Consider two or more strings $\mathbf{x}^1,\mathbf{x}^2,\ldots,$ that are concatenated to form $\mathbf{x}=\langle \mathbf{x}^1,\mathbf{x}^2,\ldots \rangle$. Suppose that up to $\delta$ deletions occur in each of the concatenated strings. Since deletions alter the lengths of the strings, a fundamental question to ask is: how much redundancy do we need to introduce in $\mathbf{x}$ in order to recover the boundaries of $\mathbf{x}^1,\mathbf{x}^2,\ldots$? This boundary problem is equivalent to the problem of designing codes that can detect the exact number of deletions in each concatenated string. In this work, we answer the question above by first deriving converse results that give lower bounds on the redundancy of deletion-detecting codes. Then, we present a marker-based code construction whose redundancy is asymptotically optimal in $\delta$ among all families of deletion-detecting codes, and exactly optimal among all block-by-block decodable codes. To exemplify the usefulness of such deletion-detecting codes, we apply our code to trace reconstruction and design an efficient coded reconstruction scheme that requires a constant number of traces.

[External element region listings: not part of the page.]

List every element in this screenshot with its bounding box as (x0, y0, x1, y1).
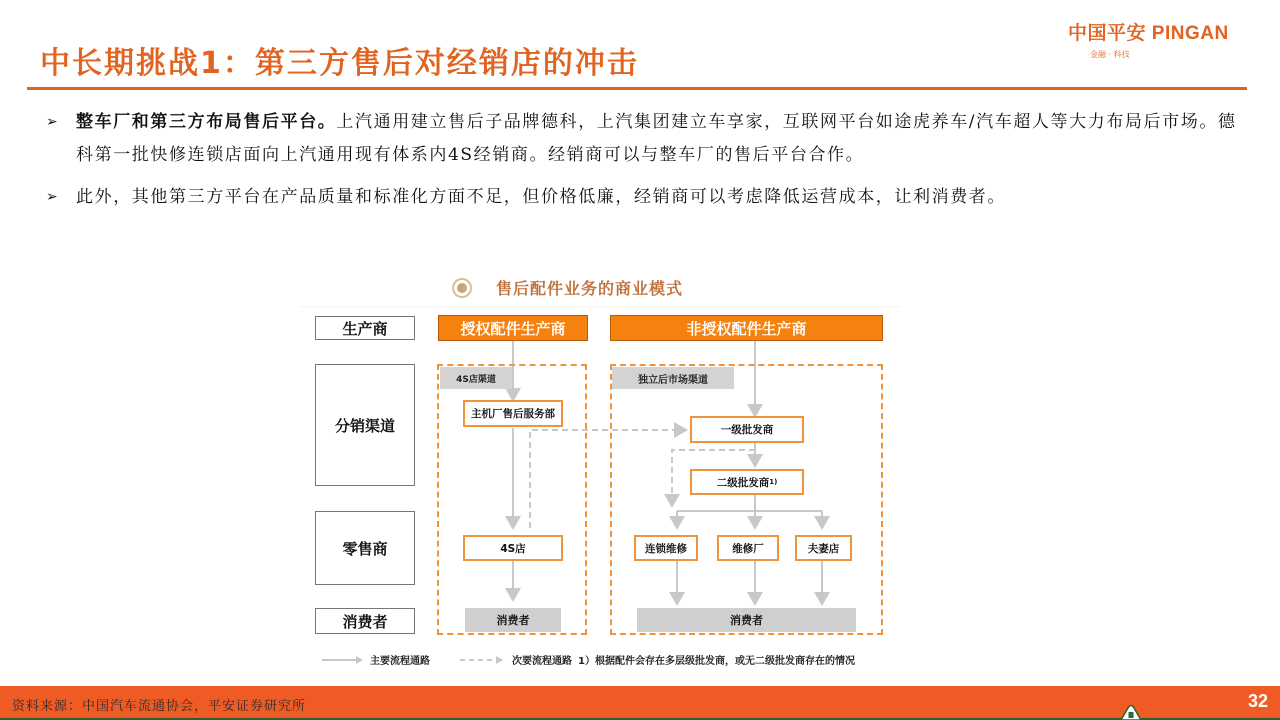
diagram-title-text: 售后配件业务的商业模式 (496, 279, 684, 298)
logo-cn: 中国平安 (1068, 23, 1147, 44)
pingan-logo (1068, 18, 1229, 60)
arrow-bullet-icon: ➢ (46, 189, 60, 205)
footer-bar (0, 686, 1280, 720)
logo-wordmark (1068, 18, 1229, 45)
4s-store-box: 4S店 (463, 535, 563, 561)
row-label-retailer: 零售商 (315, 511, 415, 585)
row-label-distribution: 分销渠道 (315, 364, 415, 486)
solid-arrow-icon (322, 655, 364, 665)
bullet-item (46, 106, 1246, 172)
pingan-mark-icon (1120, 700, 1142, 720)
chain-repair-box: 连锁维修 (634, 535, 698, 561)
dashed-arrow-icon (460, 655, 504, 665)
authorized-producer-header: 授权配件生产商 (438, 315, 588, 341)
legend-primary: 主要流程通路 (370, 656, 430, 667)
independent-consumer-box: 消费者 (637, 608, 856, 632)
wholesaler-tier2-box (690, 469, 804, 495)
slide-title: 中长期挑战1：第三方售后对经销店的冲击 (40, 46, 639, 81)
repair-shop-box: 维修厂 (717, 535, 779, 561)
wholesaler-tier2-label: 二级批发商 (716, 476, 770, 489)
authorized-consumer-box: 消费者 (465, 608, 561, 632)
business-model-diagram (300, 270, 900, 670)
logo-tagline: 金融 · 科技 (1090, 50, 1130, 59)
4s-channel-tag: 4S店渠道 (440, 367, 512, 389)
bullet-item (46, 181, 1246, 214)
oem-service-dept-box: 主机厂售后服务部 (463, 400, 563, 427)
row-label-consumer: 消费者 (315, 608, 415, 634)
title-divider (27, 87, 1247, 90)
footnote-marker: 1) (769, 478, 778, 486)
bullet-list (46, 106, 1246, 223)
page-number: 32 (1247, 691, 1268, 711)
source-note: 资料来源：中国汽车流通协会，平安证券研究所 (12, 699, 307, 714)
family-store-box: 夫妻店 (795, 535, 852, 561)
bullet-text: 上汽通用建立售后子品牌德科，上汽集团建立车享家，互联网平台如途虎养车/汽车超人等大力布局后市场。德科第一批快修连锁店面向上汽通用现有体系内4S经销商。经销商可以与整车厂的售后平台合作。 (76, 112, 1237, 165)
logo-en-b: AN (1200, 23, 1229, 44)
legend-secondary: 次要流程通路 (512, 656, 572, 667)
independent-channel-region (610, 364, 883, 635)
arrow-bullet-icon: ➢ (46, 114, 60, 130)
bullet-text: 此外，其他第三方平台在产品质量和标准化方面不足，但价格低廉，经销商可以考虑降低运营成本，让利消费者。 (76, 187, 1006, 207)
legend-footnote: 1）根据配件会存在多层级批发商，或无二级批发商存在的情况 (578, 656, 855, 667)
non-authorized-producer-header: 非授权配件生产商 (610, 315, 883, 341)
wholesaler-tier1-box: 一级批发商 (690, 416, 804, 443)
independent-channel-tag: 独立后市场渠道 (612, 367, 734, 389)
bullet-bold: 整车厂和第三方布局售后平台。 (76, 112, 337, 132)
diagram-legend (322, 652, 855, 667)
logo-en-a: PING (1151, 23, 1201, 44)
row-label-producer: 生产商 (315, 316, 415, 340)
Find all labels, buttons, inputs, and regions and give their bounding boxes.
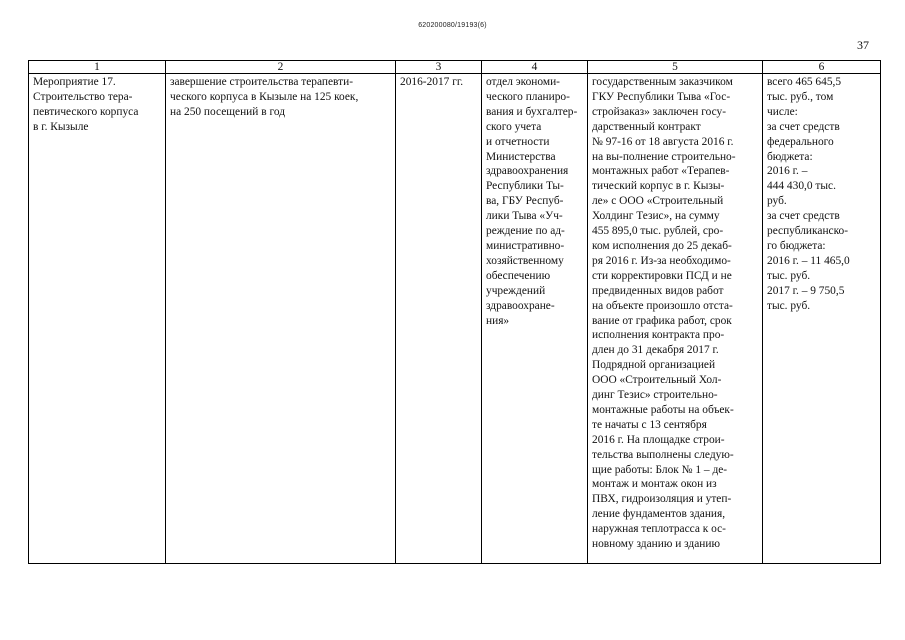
funding-cell: всего 465 645,5 тыс. руб., том числе: за счет средств федерального бюджета: 2016 г. – 444 430,0 тыс. руб. за счет средств республиканско- го бюджета: 2016 г. – 11 465,0 тыс. руб. 2017 г. – 9 750,5 тыс. руб. [763, 74, 881, 564]
column-number: 5 [588, 61, 763, 74]
column-number: 3 [396, 61, 482, 74]
column-number: 6 [763, 61, 881, 74]
executor-cell: отдел экономи- ческого планиро- вания и бухгалтер- ского учета и отчетности Министерства здравоохранения Республики Ты- ва, ГБУ Респуб- лики Тыва «Уч- реждение по ад- министративно- хозяйственному обеспечению учреждений здравоохране- ния» [482, 74, 588, 564]
page-number: 37 [857, 38, 869, 52]
activity-name-cell: Мероприятие 17. Строительство тера- певтического корпуса в г. Кызыле [29, 74, 166, 564]
table-row [29, 74, 881, 564]
column-number: 4 [482, 61, 588, 74]
document-id: 620200080/19193(6) [418, 22, 487, 29]
progress-description-cell: государственным заказчиком ГКУ Республики Тыва «Гос- стройзаказ» заключен госу- дарственный контракт № 97-16 от 18 августа 2016 г. на вы-полнение строительно- монтажных работ «Терапев- тический корпус в г. Кызы- ле» с ООО «Строительный Холдинг Тезис», на сумму 455 895,0 тыс. рублей, сро- ком исполнения до 25 декаб- ря 2016 г. Из-за необходимо- сти корректировки ПСД и не предвиденных видов работ на объекте произошло отста- вание от графика работ, срок исполнения контракта про- длен до 31 декабря 2017 г. Подрядной организацией ООО «Строительный Хол- динг Тезис» строительно- монтажные работы на объек- те начаты с 13 сентября 2016 г. На площадке строи- тельства выполнены следую- щие работы: Блок № 1 – де- монтаж и монтаж окон из ПВХ, гидроизоляция и утеп- ление фундаментов здания, наружная теплотрасса к ос- новному зданию и зданию [588, 74, 763, 564]
column-number-row [29, 61, 881, 74]
activity-table [28, 60, 881, 564]
column-number: 1 [29, 61, 166, 74]
period-cell: 2016-2017 гг. [396, 74, 482, 564]
column-number: 2 [166, 61, 396, 74]
expected-result-cell: завершение строительства терапевти- ческого корпуса в Кызыле на 125 коек, на 250 посещений в год [166, 74, 396, 564]
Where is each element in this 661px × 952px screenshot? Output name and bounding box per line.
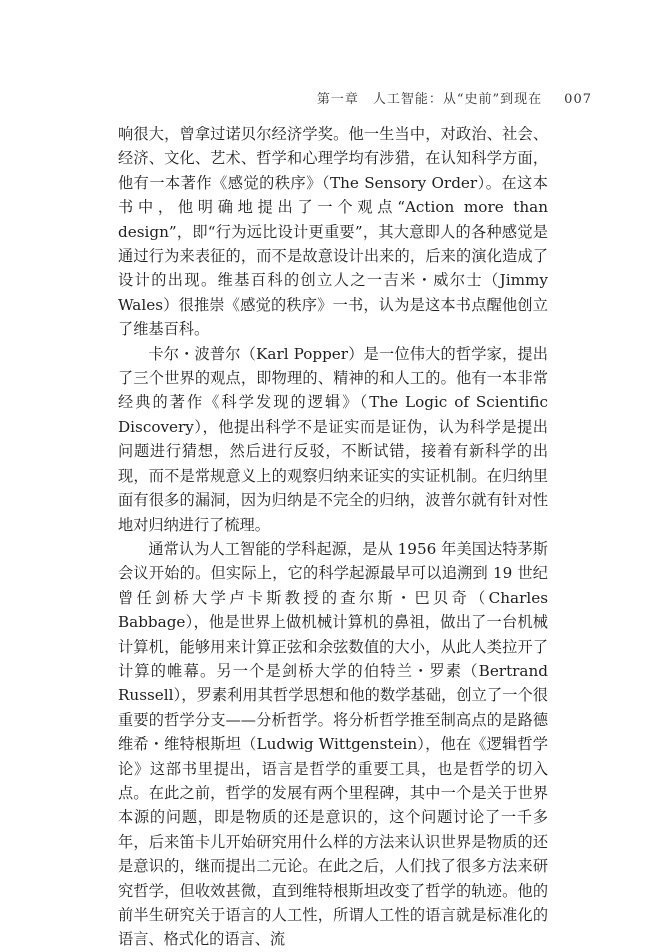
paragraph-hayek: 响很大，曾拿过诺贝尔经济学奖。他一生当中，对政治、社会、经济、文化、艺术、哲学和心理学均有涉猎，在认知科学方面，他有一本著作《感觉的秩序》（The Sensory Order）。在这本书中，他明确地提出了一个观点“Action more than design”，即“行为远比设计更重要”，其大意即人的各种感觉是通过行为来表征的，而不是故意设计出来的，后来的演化造成了设计的出现。维基百科的创立人之一吉米・威尔士（Jimmy Wales）很推崇《感觉的秩序》一书，认为是这本书点醒他创立了维基百科。 [118, 125, 548, 339]
chapter-title: 第一章 人工智能：从“史前”到现在 [316, 92, 543, 107]
paragraph-ai-origins: 通常认为人工智能的学科起源，是从 1956 年美国达特茅斯会议开始的。但实际上，它的科学起源最早可以追溯到 19 世纪曾任剑桥大学卢卡斯教授的查尔斯・巴贝奇（Charles Babbage），他是世界上做机械计算机的鼻祖，做出了一台机械计算机，能够用来计算正弦和余弦数值的大小，从此人类拉开了计算的帷幕。另一个是剑桥大学的伯特兰・罗素（Bertrand Russell），罗素利用其哲学思想和他的数学基础，创立了一个很重要的哲学分支——分析哲学。将分析哲学推至制高点的是路德维希・维特根斯坦（Ludwig Wittgenstein），他在《逻辑哲学论》这部书里提出，语言是哲学的重要工具，也是哲学的切入点。在此之前，哲学的发展有两个里程碑，其中一个是关于世界本源的问题，即是物质的还是意识的，这个问题讨论了一千多年，后来笛卡儿开始研究用什么样的方法来认识世界是物质的还是意识的，继而提出二元论。在此之后，人们找了很多方法来研究哲学，但收效甚微，直到维特根斯坦改变了哲学的轨迹。他的前半生研究关于语言的人工性，所谓人工性的语言就是标准化的语言、格式化的语言、流 [118, 539, 548, 949]
page-number: 007 [564, 92, 592, 107]
body-text [118, 122, 548, 952]
paragraph-popper: 卡尔・波普尔（Karl Popper）是一位伟大的哲学家，提出了三个世界的观点，即物理的、精神的和人工的。他有一本非常经典的著作《科学发现的逻辑》（The Logic of Scientific Discovery），他提出科学不是证实而是证伪，认为科学是提出问题进行猜想，然后进行反驳，不断试错，接着有新科学的出现，而不是常规意义上的观察归纳来证实的实证机制。在归纳里面有很多的漏洞，因为归纳是不完全的归纳，波普尔就有针对性地对归纳进行了梳理。 [118, 344, 548, 534]
running-header [118, 88, 592, 107]
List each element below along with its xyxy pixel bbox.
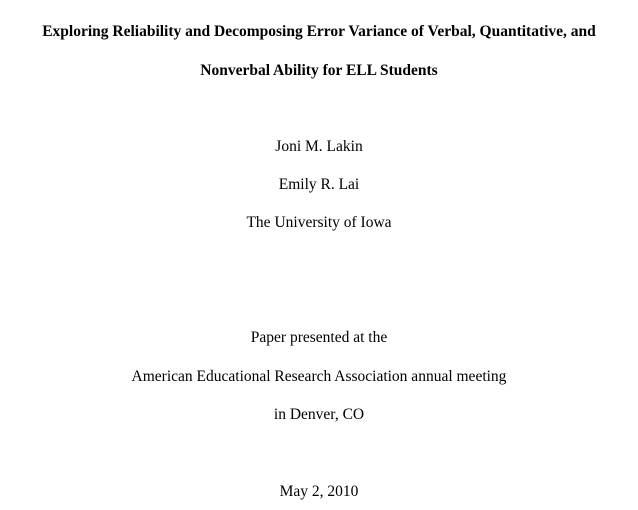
paper-title-line-2: Nonverbal Ability for ELL Students <box>200 62 438 79</box>
author-affiliation: The University of Iowa <box>246 214 392 231</box>
presentation-date: May 2, 2010 <box>279 483 359 500</box>
presentation-note-line-1: Paper presented at the <box>250 329 388 346</box>
author-name: Joni M. Lakin <box>275 138 363 155</box>
author-name: Emily R. Lai <box>278 176 360 193</box>
presentation-location: in Denver, CO <box>273 406 365 423</box>
paper-title-line-1: Exploring Reliability and Decomposing Error Variance of Verbal, Quantitative, and <box>42 23 596 40</box>
presentation-note-line-2: American Educational Research Association annual meeting <box>131 368 507 385</box>
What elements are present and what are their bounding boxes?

翻译：考虑两个或多个字符串 $\mathbf{x}^1,\mathbf{x}^2,\ldots,$ 连接形成 $\mathbf{x}=\langle \mathbf{x}^1,\mathbf{x}^2,\ldots \rangle$。假设每个连接字符串中最多发生 $\delta$ 次删除。由于删除会改变字符串长度，一个基本问题是：我们需要在 $\mathbf{x}$ 中引入多少冗余才能恢复 $\mathbf{x}^1,\mathbf{x}^2,\ldots$ 的边界？该边界问题等价于设计能检测每个连接字符串中精确删除次数的编码问题。本文通过首先推导逆结论给出检测删除编码冗余度的下界来回答上述问题。随后，我们提出一种基于标记的编码构造方法，该方法的冗余度在所有检测删除编码族中关于 $\delta$ 是渐近最优的，并且在所有逐块可译码中达到精确最优。为展示此类检测删除编码的实用性，我们将所提编码应用于轨迹重建，并设计了一种需要恒定数量轨迹的高效编码重建方案。